Liability

Emily Mellen
College Essays
Published in
5 min readApr 18, 2017
Photo by Maddie Hoar ‘17.5

The morning after the second worst night of my life, people saw me at breakfast and asked, “Hi! How are you?”

Pause:

I can still feel the hospital visitor band cutting off the circulation around my wrist. The pressure mimicked the tight grasp of a loved one’s hand, which had squeezed mine as he lay in a sterile twin sized bed, raving and disoriented. Wrapped in his jacket I felt trapped. Everything was taking so. damn. long. Hospital bureaucracy. When a nurse came in I asked her how long this might be. It was 3am and I was being held together by a single metaphorical thread that was in serious danger of breaking. She said they like to take things slow with suicide survivors because Oh My Gosh Sweetheart, The Other Week We Had A WACKO In Here Who Tried To Jump Off A Roof — And We Let Him Go Too Early, And Don’t You Know It He Went Home And Ate A Bullet Out Of His Shotgun!

Wacko.

I’d like to whack you.

Play:

“I’m good, How are you?”

I went to class.

Ya. You read that right. I went to class. I’d skipped for hangovers, all nighters and minor colds but the morning after I’d watched one of the most important people in my life try to take his own — I was front and center at my 9:05.

It’s not what you think.

It wasn’t apathy- truthfully, it was anything but. I found myself in such a raw state of hurt, terror and exhaustion that the only thing I knew how to do was to keep going through the motions of a Middlebury day. There did not seem to be any other option — I couldn’t imagine emailing a professor about it. Or telling a peer. When I ran out of the classroom mid-lecture to cry so hard I vomited, I texted a classmate to collect my things and told her I had a stomach flu.

Fast Forward:

My Dean mandated that I seek counseling. I didn’t blame him — it probably saved my life.

Two months in, my therapist starts throwing around terms like “Post Traumatic Stress” and “Major Depression”. I found myself wondering how to explain this to my friends. My mom. My little brother.

Stigma: a mark of disgrace associated with a particular circumstance, quality, or person.

Step Back:

If you are at all involved in the mental health community on campus — whether through your major, your interests, or your personal experience- you have probably heard stories like mine before. You might have one of your own.

The most important thing I can ask you to do for me right now is to recognize that I am not a unique case.

There are people in my life whom I love very dearly struggling with depression. With anxiety. With eating disorders and PTSD and grief. With loss. People who are pulling themselves out of abusive relationships and trying to ignore the pill bottle on their bedside tables. I’ve fielded late night calls from drunk and desperate friends who feel like it’s not worth trying anymore (friends who apologized the next morning for “being so dramatic”). I am hard pressed to find an individual who can always answer “Hi, how are you?” with “I’m good” — and mean it.

We are struggling.

And yet, in this community of dynamic thinkers who pride ourselves on academic education and social awareness alike — we refuse to talk about it.

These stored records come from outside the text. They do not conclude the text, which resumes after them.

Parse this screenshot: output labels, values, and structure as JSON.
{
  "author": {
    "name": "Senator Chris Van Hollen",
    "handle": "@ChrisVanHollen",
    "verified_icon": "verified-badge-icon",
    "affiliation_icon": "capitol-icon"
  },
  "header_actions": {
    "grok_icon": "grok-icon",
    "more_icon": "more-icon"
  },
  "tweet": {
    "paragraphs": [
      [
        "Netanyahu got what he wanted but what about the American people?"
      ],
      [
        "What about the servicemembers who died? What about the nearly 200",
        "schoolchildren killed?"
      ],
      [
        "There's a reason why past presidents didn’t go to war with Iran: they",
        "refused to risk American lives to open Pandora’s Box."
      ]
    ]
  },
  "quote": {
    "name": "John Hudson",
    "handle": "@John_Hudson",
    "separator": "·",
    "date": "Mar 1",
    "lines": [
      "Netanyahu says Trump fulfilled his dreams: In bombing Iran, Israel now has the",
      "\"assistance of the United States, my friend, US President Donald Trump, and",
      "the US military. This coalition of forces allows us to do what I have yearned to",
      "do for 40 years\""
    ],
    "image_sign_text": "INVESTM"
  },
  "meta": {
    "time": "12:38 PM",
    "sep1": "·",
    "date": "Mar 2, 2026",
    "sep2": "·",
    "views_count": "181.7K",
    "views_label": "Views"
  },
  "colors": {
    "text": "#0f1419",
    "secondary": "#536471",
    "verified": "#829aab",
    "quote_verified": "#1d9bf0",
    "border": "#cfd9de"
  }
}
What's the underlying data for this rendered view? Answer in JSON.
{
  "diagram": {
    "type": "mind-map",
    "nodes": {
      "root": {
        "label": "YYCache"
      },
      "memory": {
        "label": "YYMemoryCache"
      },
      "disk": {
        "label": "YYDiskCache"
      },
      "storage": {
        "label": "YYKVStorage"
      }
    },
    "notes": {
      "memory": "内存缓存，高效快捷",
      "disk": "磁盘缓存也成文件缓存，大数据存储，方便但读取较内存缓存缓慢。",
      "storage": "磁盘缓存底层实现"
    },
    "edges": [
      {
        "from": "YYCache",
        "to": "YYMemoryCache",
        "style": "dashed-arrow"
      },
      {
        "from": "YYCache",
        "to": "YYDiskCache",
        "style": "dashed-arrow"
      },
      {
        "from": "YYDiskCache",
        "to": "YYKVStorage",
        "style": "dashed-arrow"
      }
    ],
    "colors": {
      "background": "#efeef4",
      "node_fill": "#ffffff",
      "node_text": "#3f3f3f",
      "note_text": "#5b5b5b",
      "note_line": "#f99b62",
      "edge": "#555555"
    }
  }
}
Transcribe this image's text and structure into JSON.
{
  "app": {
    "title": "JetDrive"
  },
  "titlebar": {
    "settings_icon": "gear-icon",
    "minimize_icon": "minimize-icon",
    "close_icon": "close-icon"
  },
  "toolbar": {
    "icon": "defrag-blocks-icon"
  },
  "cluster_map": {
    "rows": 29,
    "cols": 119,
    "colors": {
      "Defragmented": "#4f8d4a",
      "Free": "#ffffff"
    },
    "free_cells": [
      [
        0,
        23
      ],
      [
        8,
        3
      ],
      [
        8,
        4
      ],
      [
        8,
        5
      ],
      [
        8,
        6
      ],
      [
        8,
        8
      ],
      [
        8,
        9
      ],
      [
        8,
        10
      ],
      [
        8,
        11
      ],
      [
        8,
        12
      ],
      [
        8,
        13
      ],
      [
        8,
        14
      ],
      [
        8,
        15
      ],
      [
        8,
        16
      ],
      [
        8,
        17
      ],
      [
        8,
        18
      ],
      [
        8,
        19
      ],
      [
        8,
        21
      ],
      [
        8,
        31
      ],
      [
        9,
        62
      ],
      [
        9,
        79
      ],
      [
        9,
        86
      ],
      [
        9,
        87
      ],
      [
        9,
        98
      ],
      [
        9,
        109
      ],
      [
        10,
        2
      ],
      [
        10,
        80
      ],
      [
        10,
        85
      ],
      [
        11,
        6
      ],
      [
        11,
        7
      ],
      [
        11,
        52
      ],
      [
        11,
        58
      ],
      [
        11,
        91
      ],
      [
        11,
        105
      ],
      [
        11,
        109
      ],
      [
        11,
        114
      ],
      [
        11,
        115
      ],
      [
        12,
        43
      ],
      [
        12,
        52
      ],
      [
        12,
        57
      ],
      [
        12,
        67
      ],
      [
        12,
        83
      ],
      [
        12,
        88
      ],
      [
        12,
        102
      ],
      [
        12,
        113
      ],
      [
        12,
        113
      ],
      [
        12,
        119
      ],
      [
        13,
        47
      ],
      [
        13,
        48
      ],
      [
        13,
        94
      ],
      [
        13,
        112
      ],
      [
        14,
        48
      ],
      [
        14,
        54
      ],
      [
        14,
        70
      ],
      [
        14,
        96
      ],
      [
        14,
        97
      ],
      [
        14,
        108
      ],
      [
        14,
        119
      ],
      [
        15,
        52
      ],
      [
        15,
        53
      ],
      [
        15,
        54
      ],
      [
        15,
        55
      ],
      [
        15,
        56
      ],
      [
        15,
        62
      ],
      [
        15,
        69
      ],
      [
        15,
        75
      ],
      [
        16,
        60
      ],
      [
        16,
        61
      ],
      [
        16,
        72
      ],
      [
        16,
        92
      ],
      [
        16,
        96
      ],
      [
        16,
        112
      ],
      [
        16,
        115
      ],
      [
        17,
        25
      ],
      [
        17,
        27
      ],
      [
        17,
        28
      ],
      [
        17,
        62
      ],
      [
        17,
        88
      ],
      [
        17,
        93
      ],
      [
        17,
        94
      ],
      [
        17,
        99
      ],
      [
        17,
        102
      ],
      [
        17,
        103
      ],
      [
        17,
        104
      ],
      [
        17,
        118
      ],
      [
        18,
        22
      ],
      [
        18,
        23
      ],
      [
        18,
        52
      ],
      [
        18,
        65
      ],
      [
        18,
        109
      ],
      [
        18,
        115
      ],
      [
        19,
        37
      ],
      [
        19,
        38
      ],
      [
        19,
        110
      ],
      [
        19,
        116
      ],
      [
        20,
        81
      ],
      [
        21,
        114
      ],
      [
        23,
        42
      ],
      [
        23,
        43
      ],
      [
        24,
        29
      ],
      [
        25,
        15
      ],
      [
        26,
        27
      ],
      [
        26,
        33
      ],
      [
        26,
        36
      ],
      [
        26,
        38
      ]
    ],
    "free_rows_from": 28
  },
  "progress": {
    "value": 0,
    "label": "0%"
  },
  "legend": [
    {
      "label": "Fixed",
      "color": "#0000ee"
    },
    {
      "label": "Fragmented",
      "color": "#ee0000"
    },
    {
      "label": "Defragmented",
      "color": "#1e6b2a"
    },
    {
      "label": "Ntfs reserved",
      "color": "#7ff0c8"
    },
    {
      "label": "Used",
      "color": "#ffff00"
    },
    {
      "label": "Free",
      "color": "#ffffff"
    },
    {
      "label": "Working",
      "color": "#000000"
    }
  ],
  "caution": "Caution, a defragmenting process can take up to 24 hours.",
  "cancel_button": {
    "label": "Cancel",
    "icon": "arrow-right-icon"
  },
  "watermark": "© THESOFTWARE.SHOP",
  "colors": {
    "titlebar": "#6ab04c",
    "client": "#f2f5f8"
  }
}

We have no idea how to talk about it.

How do you talk about your pain?

I write this now as a senior in college, soon to leave my familiar community for the infamous “Real World”. The scene I described above is two years in my past and I feel grateful for the separation.

But sometimes I still get triggered.

Mental health is insidious — you don’t beat it once and its gone forever. It lingers. There are good days and bad days. It is difficult. It is dark. It is very, very real.

And yet so much of our culture here supports the implication that mental health is a fabrication. Or a weakness. In order for someone to be depressed they must first justify why it is they are feeling depressed (“what is she so upset over?”)- and that justification comes with an expiration date (“shouldn’t she be over that by now?”). Don’t spare the gory details.

Spectacle.

The fact that we are not comfortable having these conversations is cultivating a culture of shame surrounding mental health on our campus. No one wants to be “crazy” or “unhinged” or “broken”. No one wants to be the first to admit that something is wrong. As one of my personal role models once put it, you become so used to the pain that you no longer fear the suffering inside of you, you fear the stigma inside of everybody else.

So what do we do?

If you’re struggling: stop referring to your pain in the past tense. Don’t pretend that you’re whole when you feel broken — your cracks are where your light shines through. Ask for help. Trust your loved ones. Know that you deserve their love.

If you love someone who is struggling (and you probably do): When you ask “How are you?”, mean it. If someone responds “not good”; do not eject yourself form the conversation. Think. Care. Open yourself to them. Be vulnerable. Hold their pain so they are not holding it alone because pain is heavy. You do not have to have a perfect answer — there is no perfect answer. Don’t let that scare you. And one day I guarantee you will need someone to lean on too.

I love the strength and drive and character in this community. But if we are not careful our unidirectional lust for success (as well as our unidimensional definition of the term) is going to suffocate us. We need to realize that having a mental health struggle does not define a person, it gives them layers. Being sad does not make you a liability and being strong is not about avoiding any weakness.